6 thoughts on “What was I thinking?

  1. amacd55

    I remember way back when I was in High School, circa 1948 or so when some British Rocket Scientists “proved” that it was theoretically impossible to escape the earth’s gravitational field with a rocket. If the observations don’t fit the theory, the theory is wrong. Theoretically a bumble bee cannot fly, the theory is wrong. Theoretically it is impossible to exceed the speed of sound with an object or aircraft so that theory is also wrong. So why, since we are a long way from testing the theoretical limits of Einstein (which we already know diverges from the theoretical as we approach the speed of light) why do you assume this theory that “warp drives” are also impossible? Never forget that the ancients were stumped for hundreds of years because one cannot describe nothing mathematically so they shunned the concept of a zero. So I suggest we just coast along with any SciFi concepts like warp drives, “Beam me down Scotty” and other things that may become reality is form other than what we imagined. After all, nearly all the concepts in “20000 Leagues Beneath the Sea” have been invented.
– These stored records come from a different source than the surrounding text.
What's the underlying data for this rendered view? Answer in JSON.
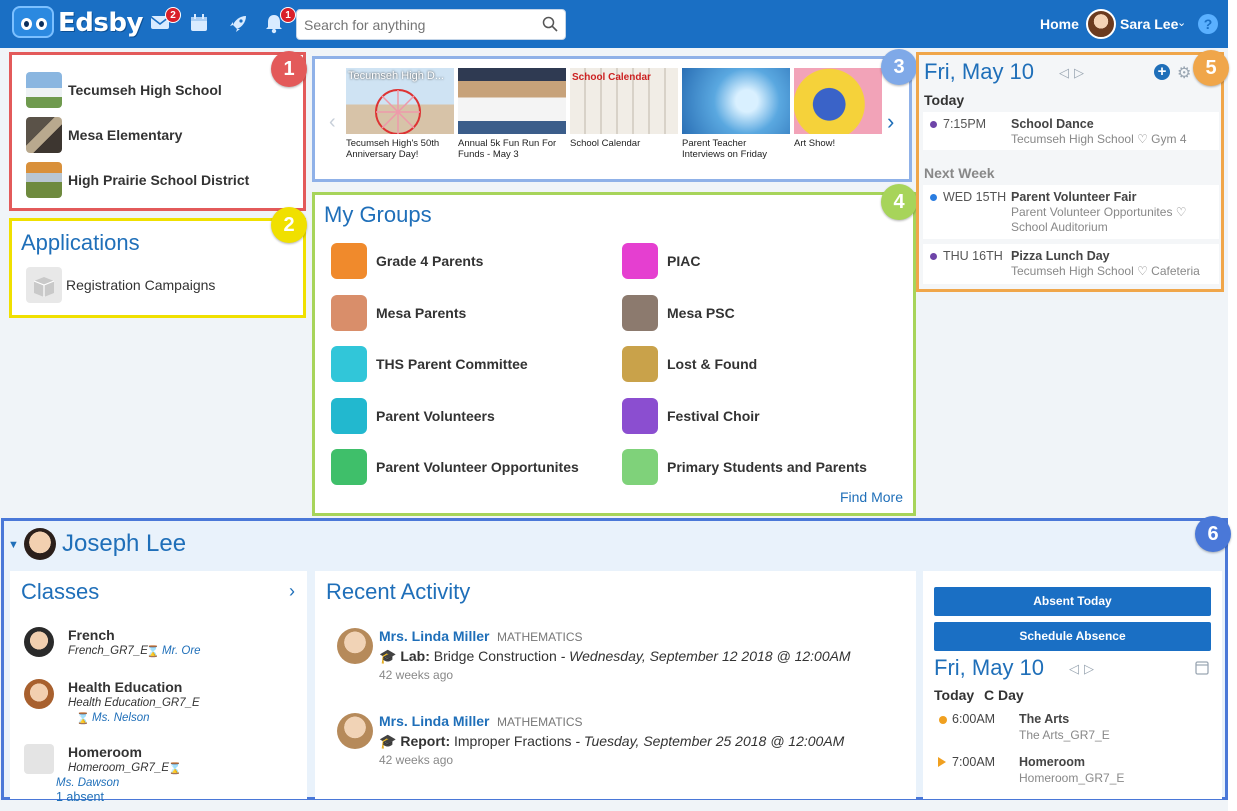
{
  "topbar": {
    "logo_text": "Edsby",
    "mail_badge": "2",
    "notif_badge": "1",
    "search_placeholder": "Search for anything",
    "home_label": "Home",
    "user_name": "Sara Lee",
    "help_label": "?"
  },
  "callouts": [
    "1",
    "2",
    "3",
    "4",
    "5",
    "6"
  ],
  "schools": [
    {
      "name": "Tecumseh High School"
    },
    {
      "name": "Mesa Elementary"
    },
    {
      "name": "High Prairie School District"
    }
  ],
  "applications": {
    "title": "Applications",
    "items": [
      {
        "label": "Registration Campaigns"
      }
    ]
  },
  "news": [
    {
      "caption": "Tecumseh High's 50th Anniversary Day!",
      "img_text": "Tecumseh High D..."
    },
    {
      "caption": "Annual 5k Fun Run For Funds - May 3",
      "img_text": ""
    },
    {
      "caption": "School Calendar",
      "img_text": "School Calendar"
    },
    {
      "caption": "Parent Teacher Interviews on Friday",
      "img_text": ""
    },
    {
      "caption": "Art Show!",
      "img_text": ""
    }
  ],
  "groups": {
    "title": "My Groups",
    "find_more": "Find More",
    "items": [
      {
        "name": "Grade 4 Parents",
        "color": "#f08a2c"
      },
      {
        "name": "PIAC",
        "color": "#e53fd0"
      },
      {
        "name": "Mesa Parents",
        "color": "#d98e6a"
      },
      {
        "name": "Mesa PSC",
        "color": "#8c7a6e"
      },
      {
        "name": "THS Parent Committee",
        "color": "#31c6d9"
      },
      {
        "name": "Lost & Found",
        "color": "#c9a24a"
      },
      {
        "name": "Parent Volunteers",
        "color": "#22b8cf"
      },
      {
        "name": "Festival Choir",
        "color": "#8b4ed0"
      },
      {
        "name": "Parent Volunteer Opportunites",
        "color": "#3fbf6a"
      },
      {
        "name": "Primary Students and Parents",
        "color": "#7fd27a"
      }
    ]
  },
  "calendar": {
    "date": "Fri, May 10",
    "today_label": "Today",
    "next_week_label": "Next Week",
    "today_events": [
      {
        "time": "7:15PM",
        "title": "School Dance",
        "location": "Tecumseh High School ♡ Gym 4",
        "dot": "#6e44a8"
      }
    ],
    "next_week_events": [
      {
        "time": "WED 15TH",
        "title": "Parent Volunteer Fair",
        "location": "Parent Volunteer Opportunites ♡ School Auditorium",
        "dot": "#2a7de1"
      },
      {
        "time": "THU 16TH",
        "title": "Pizza Lunch Day",
        "location": "Tecumseh High School ♡ Cafeteria",
        "dot": "#6e44a8"
      }
    ]
  },
  "child": {
    "name": "Joseph Lee",
    "classes_title": "Classes",
    "classes": [
      {
        "name": "French",
        "code": "French_GR7_E",
        "teacher": "Mr. Ore",
        "extra": ""
      },
      {
        "name": "Health Education",
        "code": "Health Education_GR7_E",
        "teacher": "Ms. Nelson",
        "extra": ""
      },
      {
        "name": "Homeroom",
        "code": "Homeroom_GR7_E",
        "teacher": "Ms. Dawson",
        "extra": "1 absent"
      }
    ],
    "activity_title": "Recent Activity",
    "activity": [
      {
        "who": "Mrs. Linda Miller",
        "subject": "MATHEMATICS",
        "kind": "Lab:",
        "text": "Bridge Construction",
        "due": "- Wednesday, September 12 2018 @ 12:00AM",
        "ago": "42 weeks ago"
      },
      {
        "who": "Mrs. Linda Miller",
        "subject": "MATHEMATICS",
        "kind": "Report:",
        "text": "Improper Fractions",
        "due": "- Tuesday, September 25 2018 @ 12:00AM",
        "ago": "42 weeks ago"
      }
    ],
    "absent_today": "Absent Today",
    "schedule_absence": "Schedule Absence",
    "sched_date": "Fri, May 10",
    "sched_today": "Today",
    "sched_day": "C Day",
    "schedule": [
      {
        "time": "6:00AM",
        "title": "The Arts",
        "code": "The Arts_GR7_E",
        "color": "#f0a020"
      },
      {
        "time": "7:00AM",
        "title": "Homeroom",
        "code": "Homeroom_GR7_E",
        "color": "#f0a020"
      }
    ]
  },
  "colors": {
    "brand": "#1a6fc4",
    "callout_1": "#e35a5a",
    "callout_2": "#f0e000",
    "callout_3": "#8fb1e8",
    "callout_4": "#a7d45a",
    "callout_5": "#f0a64a",
    "callout_6": "#4a78d8"
  }
}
I don’t know of any SciFi readers who are uncomfortable with any of the “impossible” concepts put forth, just with the explanations of how they are possible, which is outside our present knowledge, but is not banned from being common knowledge in the future.


  2. Future engineering marvels notwithstanding, comparing the breaking of the sound barrier to the breaking of the light barrier is a lot like comparing a single carbon molecule with an entire planetary ecosystem; a difference of a number of orders of magnitude.
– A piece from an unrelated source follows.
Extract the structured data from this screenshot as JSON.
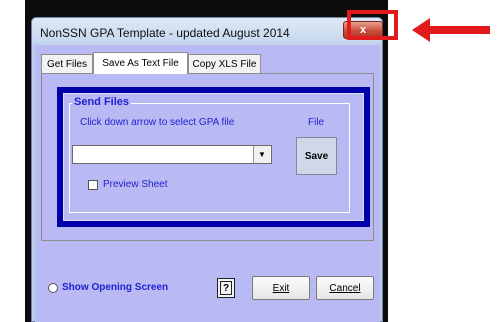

    Which is why assuming we can break that barrier by “pushing harder with bigger engines, and maybe some kind of energy field that we don’t even know if it’s possible to generate, much less control” is a conceit akin to assuming a paramecium can walk to Pluto.

    Of course, I’ve postulated another way to cover astronomic distances (in Verdant Skies)… what I was referring to in this post was the “big engine and fantasy energy field” method of moving faster than light like we sail the seas. Maybe we’ll figure out a way to cover those distances someday… but I’m sure it won’t be like that.


      • Massive ships flying faster than light is the kind of thing a writer does in order to avoid freaking out his audience too much, to make an outlandish idea seem very familiar and do-able… a “flat Earth” way of thinking if there ever was one. So all of us authors writing about FTL drives are already acting like flat-Earthers.

        Sometimes you have to just admit that things are just plain impossible. As much as we might like to do it, we can’t lounge around on passing clouds; so we admit that, and write about something that is possible (like flying around in blimps).

        We need to look at travel between the stars the same way, and be willing to admit that what we want may just be impossible; it’s time we accepted that, and started writing about what IS possible.


  3. In my current writing project, FTL is already an established thing, and I can’t change that now. But as I’ve become more and more familiar with science and science fiction, I’ve become increasingly fascinated by the idea of a civilization restricted to only one star system. Whatever my next project will be, I think I’ll probably use the Solar System as the setting and leave the rest of the galaxy out of it.


    • As the author, you can put whatever you want into your novels… including bits you know you don’t like, but your audience does. Or vice-versa. Sometimes that may mean reconsidering whether a story can be told with one of those elements… or, if not, whether you should be writing something else. But it’s always your choice.